A limitation of this study is that it did not evaluate privacy of the synthetic data. Although the HALO paper presents promising empirical evidence regarding privacy risks [15], neither HALO nor ConSequence provides differential privacy guarantees or mechanisms specifically designed to prevent memorisation of individual records. Because the focus in this work was on realism and analytical utility across diverse datasets, privacy evaluation was considered out of scope but is an important direction for future research.

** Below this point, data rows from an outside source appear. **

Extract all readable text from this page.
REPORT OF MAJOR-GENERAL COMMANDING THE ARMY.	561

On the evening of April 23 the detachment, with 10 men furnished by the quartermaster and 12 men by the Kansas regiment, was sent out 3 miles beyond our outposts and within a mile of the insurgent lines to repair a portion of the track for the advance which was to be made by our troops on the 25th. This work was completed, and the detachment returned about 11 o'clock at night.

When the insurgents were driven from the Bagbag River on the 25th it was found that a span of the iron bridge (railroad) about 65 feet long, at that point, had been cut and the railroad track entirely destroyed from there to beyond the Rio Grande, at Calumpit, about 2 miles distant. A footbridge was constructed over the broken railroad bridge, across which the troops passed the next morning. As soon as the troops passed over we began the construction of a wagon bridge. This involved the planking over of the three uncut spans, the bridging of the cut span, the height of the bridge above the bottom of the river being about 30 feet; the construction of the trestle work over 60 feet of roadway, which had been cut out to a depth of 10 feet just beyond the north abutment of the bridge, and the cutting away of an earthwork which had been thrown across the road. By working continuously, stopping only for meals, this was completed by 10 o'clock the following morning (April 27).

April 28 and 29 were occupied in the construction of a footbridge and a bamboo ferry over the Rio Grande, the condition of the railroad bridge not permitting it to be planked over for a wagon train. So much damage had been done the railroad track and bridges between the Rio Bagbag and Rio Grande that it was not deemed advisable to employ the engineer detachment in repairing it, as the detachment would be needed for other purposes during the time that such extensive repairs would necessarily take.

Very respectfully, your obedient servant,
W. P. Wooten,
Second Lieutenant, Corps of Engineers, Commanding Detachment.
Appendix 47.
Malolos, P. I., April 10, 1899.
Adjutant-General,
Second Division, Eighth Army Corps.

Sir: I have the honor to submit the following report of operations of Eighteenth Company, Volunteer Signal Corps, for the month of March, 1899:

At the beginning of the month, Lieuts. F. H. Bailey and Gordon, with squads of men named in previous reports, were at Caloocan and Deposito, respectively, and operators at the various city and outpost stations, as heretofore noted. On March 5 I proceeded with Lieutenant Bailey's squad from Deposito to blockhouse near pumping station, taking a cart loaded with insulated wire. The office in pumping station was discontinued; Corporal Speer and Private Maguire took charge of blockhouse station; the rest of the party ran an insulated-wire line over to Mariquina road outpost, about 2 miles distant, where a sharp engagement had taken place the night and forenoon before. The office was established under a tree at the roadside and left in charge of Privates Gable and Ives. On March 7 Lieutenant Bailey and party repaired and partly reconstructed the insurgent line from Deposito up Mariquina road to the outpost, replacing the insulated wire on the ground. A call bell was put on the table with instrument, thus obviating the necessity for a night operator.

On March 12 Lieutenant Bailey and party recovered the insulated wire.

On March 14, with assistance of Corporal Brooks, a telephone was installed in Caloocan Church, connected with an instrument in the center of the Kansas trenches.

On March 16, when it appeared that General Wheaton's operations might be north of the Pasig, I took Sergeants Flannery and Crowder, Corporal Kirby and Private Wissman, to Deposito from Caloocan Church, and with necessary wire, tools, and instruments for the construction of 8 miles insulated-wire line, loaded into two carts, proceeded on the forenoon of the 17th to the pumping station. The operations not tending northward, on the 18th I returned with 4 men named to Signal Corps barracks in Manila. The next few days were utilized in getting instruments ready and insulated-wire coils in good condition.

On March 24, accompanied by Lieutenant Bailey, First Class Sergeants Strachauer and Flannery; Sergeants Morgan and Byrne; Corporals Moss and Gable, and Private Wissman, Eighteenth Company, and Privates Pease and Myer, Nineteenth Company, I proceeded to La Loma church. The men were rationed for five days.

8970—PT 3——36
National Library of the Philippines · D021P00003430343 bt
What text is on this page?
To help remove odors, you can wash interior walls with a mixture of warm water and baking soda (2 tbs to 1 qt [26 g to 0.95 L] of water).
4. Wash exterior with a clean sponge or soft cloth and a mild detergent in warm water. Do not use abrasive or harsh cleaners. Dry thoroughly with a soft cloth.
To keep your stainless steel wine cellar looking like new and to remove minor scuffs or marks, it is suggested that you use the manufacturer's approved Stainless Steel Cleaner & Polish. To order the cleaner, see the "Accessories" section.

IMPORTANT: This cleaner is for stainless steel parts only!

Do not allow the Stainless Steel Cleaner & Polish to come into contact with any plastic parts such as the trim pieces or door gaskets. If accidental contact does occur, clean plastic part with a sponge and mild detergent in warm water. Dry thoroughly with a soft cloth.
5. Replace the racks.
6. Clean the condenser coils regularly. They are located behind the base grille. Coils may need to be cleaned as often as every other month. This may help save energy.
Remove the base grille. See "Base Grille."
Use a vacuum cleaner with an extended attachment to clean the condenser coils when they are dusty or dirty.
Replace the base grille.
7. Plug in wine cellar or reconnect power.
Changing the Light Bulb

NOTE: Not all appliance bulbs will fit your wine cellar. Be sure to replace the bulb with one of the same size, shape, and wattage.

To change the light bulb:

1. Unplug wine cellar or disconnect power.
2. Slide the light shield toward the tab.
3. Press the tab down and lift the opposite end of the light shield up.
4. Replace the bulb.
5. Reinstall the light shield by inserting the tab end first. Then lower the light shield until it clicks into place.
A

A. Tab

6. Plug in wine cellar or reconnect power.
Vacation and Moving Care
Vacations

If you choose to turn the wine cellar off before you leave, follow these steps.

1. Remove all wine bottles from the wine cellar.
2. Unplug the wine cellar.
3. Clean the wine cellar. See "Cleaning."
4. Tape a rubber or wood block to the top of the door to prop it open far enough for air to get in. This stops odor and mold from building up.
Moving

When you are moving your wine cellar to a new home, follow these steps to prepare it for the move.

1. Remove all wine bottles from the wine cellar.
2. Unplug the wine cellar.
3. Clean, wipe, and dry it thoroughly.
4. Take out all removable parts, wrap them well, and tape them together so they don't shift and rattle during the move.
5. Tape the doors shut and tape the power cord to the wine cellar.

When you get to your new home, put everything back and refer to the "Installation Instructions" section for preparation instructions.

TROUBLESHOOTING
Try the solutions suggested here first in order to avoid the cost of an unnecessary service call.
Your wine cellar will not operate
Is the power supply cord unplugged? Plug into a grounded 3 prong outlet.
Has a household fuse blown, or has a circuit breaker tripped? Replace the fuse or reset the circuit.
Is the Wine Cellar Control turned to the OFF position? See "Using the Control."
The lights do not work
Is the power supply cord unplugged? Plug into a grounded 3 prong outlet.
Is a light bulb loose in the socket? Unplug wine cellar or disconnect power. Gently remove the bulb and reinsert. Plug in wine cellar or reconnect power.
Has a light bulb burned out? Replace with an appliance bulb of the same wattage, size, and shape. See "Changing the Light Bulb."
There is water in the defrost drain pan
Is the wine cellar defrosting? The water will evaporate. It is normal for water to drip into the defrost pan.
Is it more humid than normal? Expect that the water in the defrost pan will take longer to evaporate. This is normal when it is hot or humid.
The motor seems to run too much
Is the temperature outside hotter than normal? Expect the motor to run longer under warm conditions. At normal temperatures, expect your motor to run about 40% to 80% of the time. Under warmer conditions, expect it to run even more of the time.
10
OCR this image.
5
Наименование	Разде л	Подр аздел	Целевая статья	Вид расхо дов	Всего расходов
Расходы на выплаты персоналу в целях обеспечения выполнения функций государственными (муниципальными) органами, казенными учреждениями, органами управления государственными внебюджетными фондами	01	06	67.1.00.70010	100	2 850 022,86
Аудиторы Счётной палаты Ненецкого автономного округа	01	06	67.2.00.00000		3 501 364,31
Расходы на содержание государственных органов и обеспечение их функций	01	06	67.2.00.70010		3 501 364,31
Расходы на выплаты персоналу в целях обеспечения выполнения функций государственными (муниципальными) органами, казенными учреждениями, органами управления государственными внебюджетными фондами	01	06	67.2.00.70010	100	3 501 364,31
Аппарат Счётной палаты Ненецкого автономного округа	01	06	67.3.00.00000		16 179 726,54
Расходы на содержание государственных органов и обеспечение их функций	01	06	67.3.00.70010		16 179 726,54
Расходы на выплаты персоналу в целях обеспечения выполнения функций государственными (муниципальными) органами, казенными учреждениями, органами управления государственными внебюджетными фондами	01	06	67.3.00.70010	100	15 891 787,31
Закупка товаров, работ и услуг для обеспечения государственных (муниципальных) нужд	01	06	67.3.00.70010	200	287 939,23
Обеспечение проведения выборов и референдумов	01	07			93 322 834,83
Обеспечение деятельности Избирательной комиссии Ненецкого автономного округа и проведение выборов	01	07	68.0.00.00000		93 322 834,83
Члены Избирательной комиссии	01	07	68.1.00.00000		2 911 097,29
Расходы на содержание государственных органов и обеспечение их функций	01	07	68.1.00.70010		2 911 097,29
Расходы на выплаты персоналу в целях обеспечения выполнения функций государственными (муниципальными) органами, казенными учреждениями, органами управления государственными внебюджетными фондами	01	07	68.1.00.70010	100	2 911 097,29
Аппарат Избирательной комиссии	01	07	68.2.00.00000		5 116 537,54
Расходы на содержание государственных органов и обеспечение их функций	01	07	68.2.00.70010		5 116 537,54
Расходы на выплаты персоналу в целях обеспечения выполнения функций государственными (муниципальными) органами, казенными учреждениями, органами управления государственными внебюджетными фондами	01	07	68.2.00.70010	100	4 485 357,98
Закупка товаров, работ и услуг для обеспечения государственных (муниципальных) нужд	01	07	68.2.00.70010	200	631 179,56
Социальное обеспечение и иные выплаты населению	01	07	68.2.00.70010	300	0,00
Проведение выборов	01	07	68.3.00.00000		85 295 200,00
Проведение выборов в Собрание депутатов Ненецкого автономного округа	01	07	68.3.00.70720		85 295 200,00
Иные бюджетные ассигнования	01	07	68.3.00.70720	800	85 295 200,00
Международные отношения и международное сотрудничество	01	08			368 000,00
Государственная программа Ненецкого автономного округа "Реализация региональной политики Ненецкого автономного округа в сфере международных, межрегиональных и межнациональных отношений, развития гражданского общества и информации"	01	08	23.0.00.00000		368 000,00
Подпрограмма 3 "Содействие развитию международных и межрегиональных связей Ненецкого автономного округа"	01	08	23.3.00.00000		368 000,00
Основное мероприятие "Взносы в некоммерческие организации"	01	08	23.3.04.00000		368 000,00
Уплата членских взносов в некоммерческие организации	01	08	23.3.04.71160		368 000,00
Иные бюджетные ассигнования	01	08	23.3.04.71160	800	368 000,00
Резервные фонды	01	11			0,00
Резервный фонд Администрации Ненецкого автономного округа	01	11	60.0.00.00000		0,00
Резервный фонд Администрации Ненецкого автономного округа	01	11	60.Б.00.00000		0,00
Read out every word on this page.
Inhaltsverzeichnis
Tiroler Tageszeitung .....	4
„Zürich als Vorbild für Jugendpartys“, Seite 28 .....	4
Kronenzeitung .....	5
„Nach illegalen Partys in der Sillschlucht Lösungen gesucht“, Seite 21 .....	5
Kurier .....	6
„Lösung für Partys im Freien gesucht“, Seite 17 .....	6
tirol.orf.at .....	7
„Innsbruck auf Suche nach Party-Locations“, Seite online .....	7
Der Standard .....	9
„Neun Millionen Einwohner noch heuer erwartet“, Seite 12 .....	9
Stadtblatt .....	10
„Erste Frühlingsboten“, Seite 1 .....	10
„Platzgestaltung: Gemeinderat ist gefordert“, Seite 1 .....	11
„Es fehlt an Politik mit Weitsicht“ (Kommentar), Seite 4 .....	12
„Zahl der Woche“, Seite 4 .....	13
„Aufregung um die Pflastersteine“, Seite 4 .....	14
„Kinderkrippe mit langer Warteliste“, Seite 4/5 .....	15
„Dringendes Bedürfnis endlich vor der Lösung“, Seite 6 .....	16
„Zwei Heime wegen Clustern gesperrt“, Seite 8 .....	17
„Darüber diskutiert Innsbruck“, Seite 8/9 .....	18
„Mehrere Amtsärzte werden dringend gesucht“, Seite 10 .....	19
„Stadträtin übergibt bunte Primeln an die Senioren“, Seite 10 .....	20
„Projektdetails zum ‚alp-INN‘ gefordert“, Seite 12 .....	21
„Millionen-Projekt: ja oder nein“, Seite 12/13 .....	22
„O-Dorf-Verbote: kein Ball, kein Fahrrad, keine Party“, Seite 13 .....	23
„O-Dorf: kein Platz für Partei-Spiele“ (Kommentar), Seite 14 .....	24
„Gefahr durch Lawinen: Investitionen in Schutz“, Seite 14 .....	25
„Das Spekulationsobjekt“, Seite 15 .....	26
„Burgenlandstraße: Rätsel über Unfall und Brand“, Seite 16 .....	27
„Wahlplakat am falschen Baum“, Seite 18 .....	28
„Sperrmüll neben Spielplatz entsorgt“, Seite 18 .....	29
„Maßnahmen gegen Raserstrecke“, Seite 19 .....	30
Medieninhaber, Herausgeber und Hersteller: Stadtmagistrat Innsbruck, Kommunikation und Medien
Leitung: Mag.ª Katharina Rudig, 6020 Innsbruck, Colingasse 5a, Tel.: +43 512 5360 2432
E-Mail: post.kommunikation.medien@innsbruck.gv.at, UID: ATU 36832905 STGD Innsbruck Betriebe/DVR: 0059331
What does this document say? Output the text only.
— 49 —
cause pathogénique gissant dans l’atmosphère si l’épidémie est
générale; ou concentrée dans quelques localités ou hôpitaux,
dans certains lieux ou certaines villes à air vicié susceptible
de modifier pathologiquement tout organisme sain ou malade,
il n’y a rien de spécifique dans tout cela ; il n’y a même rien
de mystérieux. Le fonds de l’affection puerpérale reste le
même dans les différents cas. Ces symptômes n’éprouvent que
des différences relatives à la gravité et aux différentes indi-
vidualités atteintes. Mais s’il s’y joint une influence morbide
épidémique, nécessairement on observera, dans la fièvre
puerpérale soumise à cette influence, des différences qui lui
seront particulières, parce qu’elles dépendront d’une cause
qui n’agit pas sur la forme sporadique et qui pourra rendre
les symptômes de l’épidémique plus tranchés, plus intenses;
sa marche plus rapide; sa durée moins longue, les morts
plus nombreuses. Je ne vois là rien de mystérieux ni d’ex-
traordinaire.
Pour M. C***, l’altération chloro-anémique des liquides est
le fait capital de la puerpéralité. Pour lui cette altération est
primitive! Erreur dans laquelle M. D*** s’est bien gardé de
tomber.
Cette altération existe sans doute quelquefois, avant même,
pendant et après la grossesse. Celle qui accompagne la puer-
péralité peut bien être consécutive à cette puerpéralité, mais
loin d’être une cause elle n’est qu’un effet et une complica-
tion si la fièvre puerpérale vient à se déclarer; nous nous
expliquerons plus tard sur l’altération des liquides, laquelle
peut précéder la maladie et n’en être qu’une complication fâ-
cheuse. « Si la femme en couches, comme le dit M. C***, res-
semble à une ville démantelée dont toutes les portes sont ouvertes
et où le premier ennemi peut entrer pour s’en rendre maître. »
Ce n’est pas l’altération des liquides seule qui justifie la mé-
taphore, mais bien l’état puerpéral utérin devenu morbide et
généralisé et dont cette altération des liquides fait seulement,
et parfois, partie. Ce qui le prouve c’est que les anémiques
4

This study does not repeat the baseline benchmarking performed in the original HALO and ConSequence papers. HALO has already been evaluated against the main families of synthetic EHR generators and demonstrated state-of-the-art performance across statistical fidelity, temporal modelling, predictive utility, and privacy evaluation [15]. Because the present work builds on HALO and ConSequence rather than proposing a new generative model, re-running those baselines would offer limited additional insight. The focus is instead on developing and evaluating a generalisable pipeline for producing realistic synthetic datasets suitable for downstream analytical tasks.
Conclusion
This study evaluated a synthetic data generation pipeline based on the HALO and ConSequence models across three clinically diverse datasets that varied markedly in size, structure, and complexity. By incorporating a post-processing step to reconstruct timestamps and continuous variables, the pipeline produces synthetic data that more closely match the structure of real EHRs and is easier to use in downstream analyses. Across all datasets, the synthetic data were realistic and supported both statistical modelling and machine learning applications. However, despite preserving individual-level temporal information, the generated data were not suitable for analysis requiring population-level temporal patterns. Overall, the findings demonstrate the robustness of the approach across heterogeneous datasets, including relatively small cohorts, while highlighting limitations that should guide practical use and inform future improvements.